Le Haut Conseil pour le climat alerte Gabriel Attal sur un "risque de recul de l'ambition de la politique climatique"

Dans une lettre rendue publique ce 4 avril, Corinne Le Quéré, présidente du Haut Conseil pour le climat (HCC), interpelle le Premier ministre sur la "dérive du calendrier" dans l'adoption de plusieurs textes de lutte contre le changement climatique, craignant un "risque de recul de l'ambition" de la France.

Datée du 2 avril et rendue publique ce jeudi, la lettre adressée par la présidente du Haut Conseil pour le climat (HCC) au Premier ministre sonne comme un avertissement.  Saluant les chiffres provisoires du Citepa faisant état d'un recul de 4,8% des émissions de gaz à effet de serre du pays pour 2023 (voir notre article), le HCC souligne qu'ils "ne doivent pas occulter les efforts majeurs" qu'il reste "à accomplir". Une telle baisse "si elle était confirmée (...) doit être soutenue chaque année d'ici 2030 et au-delà et se refléter au sein de tous les grands secteurs émetteurs", souligne sa présidente, Corinne Le Quéré. Pour les transports et l'énergie, "ceci implique un facteur multiplicateur de baisse en émissions de 3,5 à 5 par rapport aux baisses constatées entre 2019 et 2022, pour l'industrie entre 1,4 et 1,6 et de 1,2 pour le bâtiment", détaille-t-elle. Sans oublier la production agricole qui doit "accélérer sa baisse en émissions d'un facteur 1,25 à 3,5", ajoute-t-elle.

Dans l'attente de plusieurs documents "essentiels"

"A ce jour, le Haut Conseil pour le climat constate qu'après plusieurs consultations et débats, ni la loi de programmation énergie et climat, ni la Stratégie française énergie et climat, ni la 3e Stratégie nationale bas carbone, ni le 3e Plan national d'adaptation au changement climatique, ni la 3ème Programmation pluriannuelle de l'énergie n'ont été formellement adoptés, en dépit des obligations législatives", égrène la présidente du HCC. Or, "ces documents sont essentiels afin de guider l'action climatique à long terme" de la France alors que "le niveau d'urgence actuel, tant en matière d'atténuation que d'adaptation, (...) invite à réaffirmer fermement et sans délai la politique climatique" du pays.
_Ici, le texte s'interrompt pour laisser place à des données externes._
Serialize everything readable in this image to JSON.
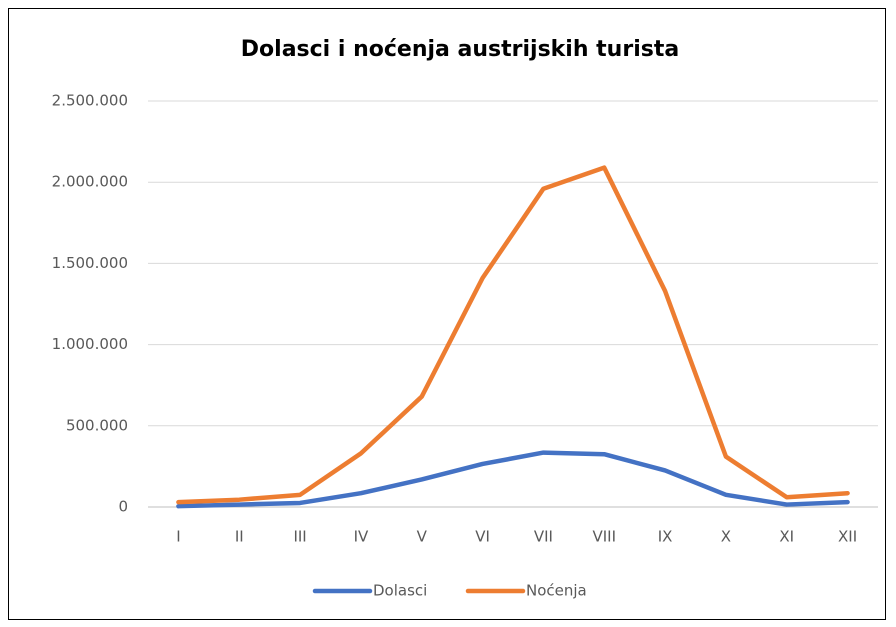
{
  "chart_data": {
    "type": "line",
    "title": "Dolasci i noćenja austrijskih turista",
    "categories": [
      "I",
      "II",
      "III",
      "IV",
      "V",
      "VI",
      "VII",
      "VIII",
      "IX",
      "X",
      "XI",
      "XII"
    ],
    "series": [
      {
        "name": "Dolasci",
        "color": "#4472c4",
        "values": [
          5000,
          15000,
          25000,
          85000,
          170000,
          265000,
          335000,
          325000,
          225000,
          75000,
          15000,
          30000
        ]
      },
      {
        "name": "Noćenja",
        "color": "#ed7d31",
        "values": [
          30000,
          45000,
          75000,
          330000,
          680000,
          1410000,
          1960000,
          2090000,
          1330000,
          310000,
          60000,
          85000
        ]
      }
    ],
    "ylim": [
      0,
      2500000
    ],
    "yticks": [
      0,
      {
        "value": 500000,
        "label": "500.000"
      },
      {
        "value": 1000000,
        "label": "1.000.000"
      },
      {
        "value": 1500000,
        "label": "1.500.000"
      },
      {
        "value": 2000000,
        "label": "2.000.000"
      },
      {
        "value": 2500000,
        "label": "2.500.000"
      }
    ],
    "grid": true,
    "legend": "bottom"
  }
}
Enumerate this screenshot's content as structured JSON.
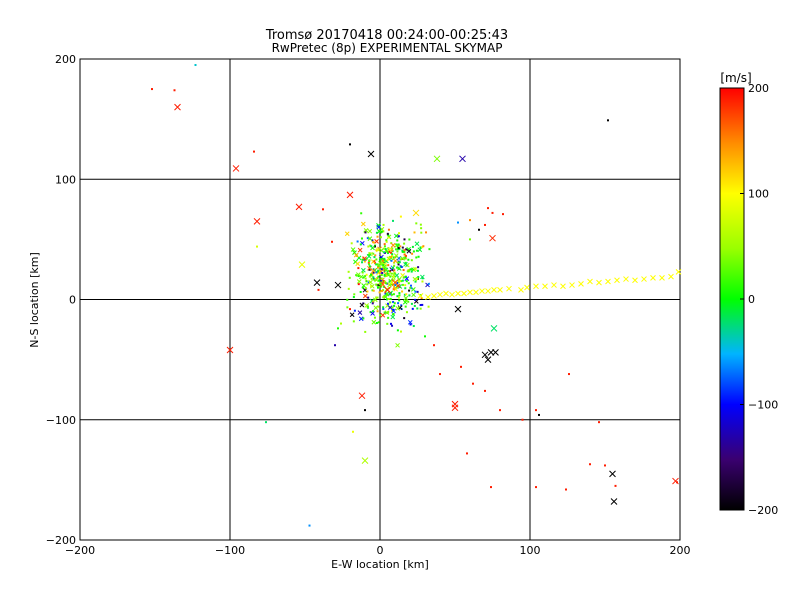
{
  "chart_data": {
    "type": "scatter",
    "title": "Tromsø 20170418 00:24:00-00:25:43",
    "subtitle": "RwPretec (8p) EXPERIMENTAL SKYMAP",
    "xlabel": "E-W location [km]",
    "ylabel": "N-S location [km]",
    "xlim": [
      -200,
      200
    ],
    "ylim": [
      -200,
      200
    ],
    "xticks": [
      -200,
      -100,
      0,
      100,
      200
    ],
    "yticks": [
      -200,
      -100,
      0,
      100,
      200
    ],
    "xtick_labels": [
      "−200",
      "−100",
      "0",
      "100",
      "200"
    ],
    "ytick_labels": [
      "200",
      "100",
      "0",
      "−100",
      "−200"
    ],
    "grid": true,
    "colorbar": {
      "title": "[m/s]",
      "range": [
        -200,
        200
      ],
      "ticks": [
        200,
        100,
        0,
        -100,
        -200
      ],
      "tick_labels": [
        "200",
        "100",
        "0",
        "−100",
        "−200"
      ]
    },
    "series_crosses": [
      {
        "x": -135,
        "y": 160,
        "v": 190
      },
      {
        "x": -96,
        "y": 109,
        "v": 190
      },
      {
        "x": -82,
        "y": 65,
        "v": 190
      },
      {
        "x": -54,
        "y": 77,
        "v": 190
      },
      {
        "x": -20,
        "y": 87,
        "v": 190
      },
      {
        "x": -100,
        "y": -42,
        "v": 190
      },
      {
        "x": -52,
        "y": 29,
        "v": 90
      },
      {
        "x": -42,
        "y": 14,
        "v": -200
      },
      {
        "x": -6,
        "y": 121,
        "v": -200
      },
      {
        "x": 38,
        "y": 117,
        "v": 40
      },
      {
        "x": 55,
        "y": 117,
        "v": -130
      },
      {
        "x": 24,
        "y": 72,
        "v": 115
      },
      {
        "x": 75,
        "y": 51,
        "v": 185
      },
      {
        "x": 76,
        "y": -24,
        "v": -20
      },
      {
        "x": 52,
        "y": -8,
        "v": -200
      },
      {
        "x": 70,
        "y": -46,
        "v": -200
      },
      {
        "x": 72,
        "y": -50,
        "v": -200
      },
      {
        "x": 74,
        "y": -44,
        "v": -200
      },
      {
        "x": 77,
        "y": -44,
        "v": -200
      },
      {
        "x": 50,
        "y": -87,
        "v": 190
      },
      {
        "x": 50,
        "y": -90,
        "v": 190
      },
      {
        "x": -12,
        "y": -80,
        "v": 190
      },
      {
        "x": -10,
        "y": -134,
        "v": 60
      },
      {
        "x": 155,
        "y": -145,
        "v": -200
      },
      {
        "x": 156,
        "y": -168,
        "v": -200
      },
      {
        "x": 197,
        "y": -151,
        "v": 190
      },
      {
        "x": 5,
        "y": 8,
        "v": 190
      },
      {
        "x": 10,
        "y": 14,
        "v": 170
      },
      {
        "x": -28,
        "y": 12,
        "v": -200
      }
    ],
    "series_dots": [
      {
        "x": -152,
        "y": 175,
        "v": 190
      },
      {
        "x": -137,
        "y": 174,
        "v": 190
      },
      {
        "x": -123,
        "y": 195,
        "v": -40
      },
      {
        "x": -84,
        "y": 123,
        "v": 190
      },
      {
        "x": -20,
        "y": 129,
        "v": -200
      },
      {
        "x": 152,
        "y": 149,
        "v": -200
      },
      {
        "x": -38,
        "y": 75,
        "v": 190
      },
      {
        "x": -82,
        "y": 44,
        "v": 80
      },
      {
        "x": 52,
        "y": 64,
        "v": -60
      },
      {
        "x": 72,
        "y": 76,
        "v": 190
      },
      {
        "x": 75,
        "y": 72,
        "v": 190
      },
      {
        "x": 82,
        "y": 71,
        "v": 190
      },
      {
        "x": 70,
        "y": 62,
        "v": 190
      },
      {
        "x": 60,
        "y": 66,
        "v": 150
      },
      {
        "x": 66,
        "y": 58,
        "v": -200
      },
      {
        "x": 60,
        "y": 50,
        "v": 40
      },
      {
        "x": -32,
        "y": 48,
        "v": 190
      },
      {
        "x": -41,
        "y": 8,
        "v": 190
      },
      {
        "x": -20,
        "y": -8,
        "v": 190
      },
      {
        "x": -26,
        "y": -20,
        "v": 60
      },
      {
        "x": -30,
        "y": -38,
        "v": -130
      },
      {
        "x": -28,
        "y": -24,
        "v": 10
      },
      {
        "x": -10,
        "y": -92,
        "v": -200
      },
      {
        "x": -18,
        "y": -110,
        "v": 90
      },
      {
        "x": -76,
        "y": -102,
        "v": -20
      },
      {
        "x": -47,
        "y": -188,
        "v": -60
      },
      {
        "x": 36,
        "y": -38,
        "v": 190
      },
      {
        "x": 40,
        "y": -62,
        "v": 190
      },
      {
        "x": 54,
        "y": -56,
        "v": 190
      },
      {
        "x": 62,
        "y": -70,
        "v": 190
      },
      {
        "x": 70,
        "y": -76,
        "v": 190
      },
      {
        "x": 80,
        "y": -92,
        "v": 190
      },
      {
        "x": 58,
        "y": -128,
        "v": 190
      },
      {
        "x": 74,
        "y": -156,
        "v": 190
      },
      {
        "x": 95,
        "y": -100,
        "v": 190
      },
      {
        "x": 104,
        "y": -92,
        "v": 190
      },
      {
        "x": 106,
        "y": -96,
        "v": -200
      },
      {
        "x": 104,
        "y": -156,
        "v": 190
      },
      {
        "x": 124,
        "y": -158,
        "v": 190
      },
      {
        "x": 126,
        "y": -62,
        "v": 190
      },
      {
        "x": 140,
        "y": -137,
        "v": 190
      },
      {
        "x": 146,
        "y": -102,
        "v": 190
      },
      {
        "x": 150,
        "y": -138,
        "v": 190
      },
      {
        "x": 157,
        "y": -155,
        "v": 190
      },
      {
        "x": 198,
        "y": -152,
        "v": 190
      }
    ],
    "trail_points": [
      {
        "x": 27,
        "y": 3
      },
      {
        "x": 32,
        "y": 2
      },
      {
        "x": 36,
        "y": 3
      },
      {
        "x": 40,
        "y": 4
      },
      {
        "x": 44,
        "y": 5
      },
      {
        "x": 48,
        "y": 4
      },
      {
        "x": 52,
        "y": 5
      },
      {
        "x": 56,
        "y": 5
      },
      {
        "x": 60,
        "y": 6
      },
      {
        "x": 64,
        "y": 6
      },
      {
        "x": 68,
        "y": 7
      },
      {
        "x": 72,
        "y": 7
      },
      {
        "x": 76,
        "y": 8
      },
      {
        "x": 80,
        "y": 8
      },
      {
        "x": 86,
        "y": 9
      },
      {
        "x": 94,
        "y": 8
      },
      {
        "x": 98,
        "y": 10
      },
      {
        "x": 104,
        "y": 11
      },
      {
        "x": 110,
        "y": 11
      },
      {
        "x": 116,
        "y": 12
      },
      {
        "x": 122,
        "y": 11
      },
      {
        "x": 128,
        "y": 12
      },
      {
        "x": 134,
        "y": 13
      },
      {
        "x": 140,
        "y": 15
      },
      {
        "x": 146,
        "y": 14
      },
      {
        "x": 152,
        "y": 15
      },
      {
        "x": 158,
        "y": 16
      },
      {
        "x": 164,
        "y": 17
      },
      {
        "x": 170,
        "y": 16
      },
      {
        "x": 176,
        "y": 17
      },
      {
        "x": 182,
        "y": 18
      },
      {
        "x": 188,
        "y": 18
      },
      {
        "x": 194,
        "y": 19
      },
      {
        "x": 199,
        "y": 23
      }
    ],
    "trail_value": 100,
    "central_cluster": {
      "center": [
        5,
        20
      ],
      "spread": [
        12,
        20
      ],
      "count": 520,
      "value_range": [
        -140,
        200
      ]
    }
  }
}
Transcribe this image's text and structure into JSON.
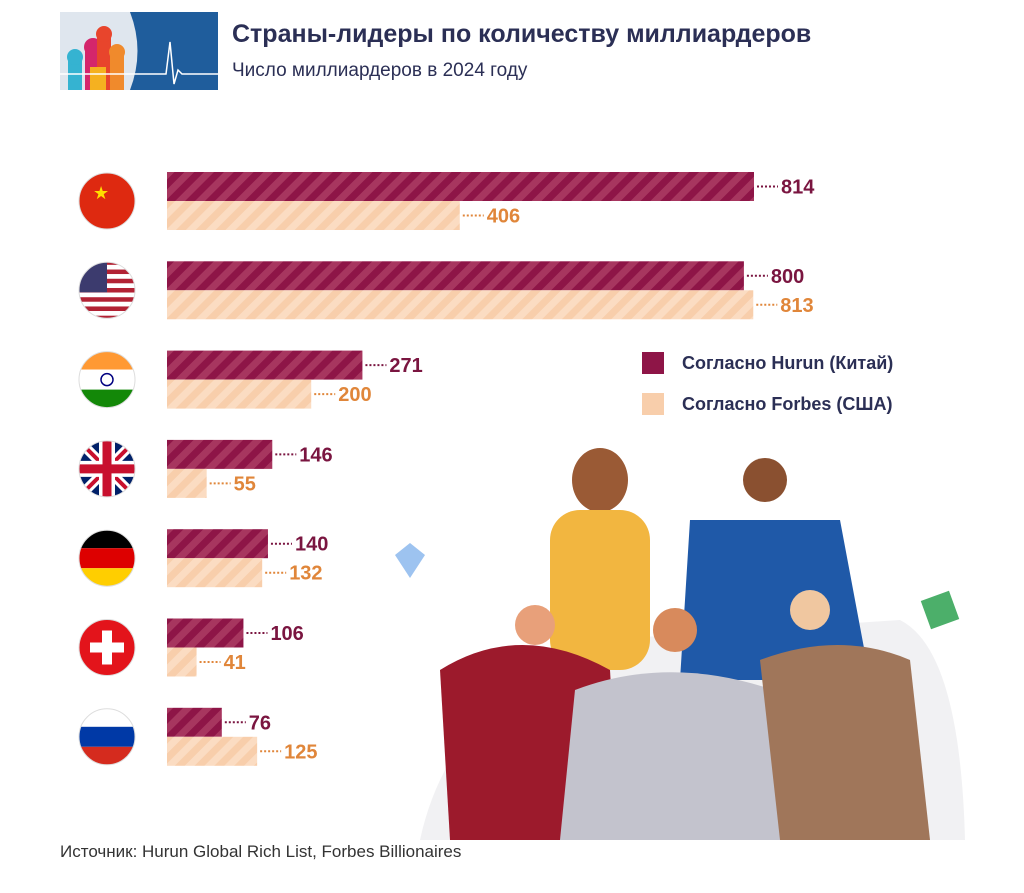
{
  "title": "Страны-лидеры по количеству миллиардеров",
  "subtitle": "Число миллиардеров в 2024 году",
  "source": "Источник: Hurun Global Rich List, Forbes Billionaires",
  "colors": {
    "hurun": "#8e1547",
    "forbes": "#f8ceab",
    "hurun_label": "#7a1540",
    "forbes_label": "#e0863a",
    "title": "#2b2f55"
  },
  "chart_data": {
    "type": "bar",
    "orientation": "horizontal",
    "categories": [
      "Китай",
      "США",
      "Индия",
      "Великобритания",
      "Германия",
      "Швейцария",
      "Россия"
    ],
    "category_icons": [
      "flag-china",
      "flag-usa",
      "flag-india",
      "flag-uk",
      "flag-germany",
      "flag-switzerland",
      "flag-russia"
    ],
    "series": [
      {
        "name": "Согласно Hurun (Китай)",
        "values": [
          814,
          800,
          271,
          146,
          140,
          106,
          76
        ]
      },
      {
        "name": "Согласно Forbes (США)",
        "values": [
          406,
          813,
          200,
          55,
          132,
          41,
          125
        ]
      }
    ],
    "xlim": [
      0,
      814
    ],
    "grid": false,
    "legend": "right",
    "data_labels": true
  }
}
"Le Haut Conseil pour le climat ne peut que s'inquiéter du risque de recul de l'ambition de la politique climatique induit par les dérives de calendrier de ses instruments les plus structurants", indique la lettre de l'organisme, qui a été institué par Emmanuel Macron fin 2018 pour évaluer les politiques climatiques de la France et compte une douzaine d'experts dont la climatologue Valérie Masson-Delmotte et l'ingénieur Jean-Marc Jancovici.

Dans sa lettre, le HCC pointe aussi le fait que l'accélération de la baisse des émissions est "d'autant plus nécessaire" que l'état de santé actuel de nos forêts, suite aux impacts du changement climatique, limite fortement leur contribution au stockage du carbone dans la biomasse. "Certains puits forestiers de métropole sont même devenus émetteurs au cours de la dernière décennie, alors que les sols agricoles émettent plus de carbone qu'ils n'en stockent", relève l'organisme.

Ambition à maintenir "au plus haut niveau"

La France a pour ambition de réduire ses émissions de 50% (-55% en net) d'ici 2030 pour se conformer aux engagements européens et atteindre la neutralité carbone. "Ces défis ne pourront être relevés (…) que si la politique climatique d'adaptation change d'échelle en devenant anticipatrice, préventive et transformatrice, et si le cadre stratégique pour l'atténuation, qui se construit, est mis en oeuvre de manière opérationnelle et systématique", prévient la présidente du HCC. Elle rappelle que "différer la mise en oeuvre comme réduire l'ambition de l'action climatique serait renoncer à assurer la protection de la population, qui est de plus en plus exposée aux impacts du changement climatique, qui s'intensifient en France comme de par le monde (…)". "L'ambition de la politique climatique doit être maintenue au plus haut niveau tant pour l'atténuation que pour l'adaptation, afin de limiter l'ampleur du réchauffement futur tout en réduisant au maximum ses effets négatifs", estime-t-elle.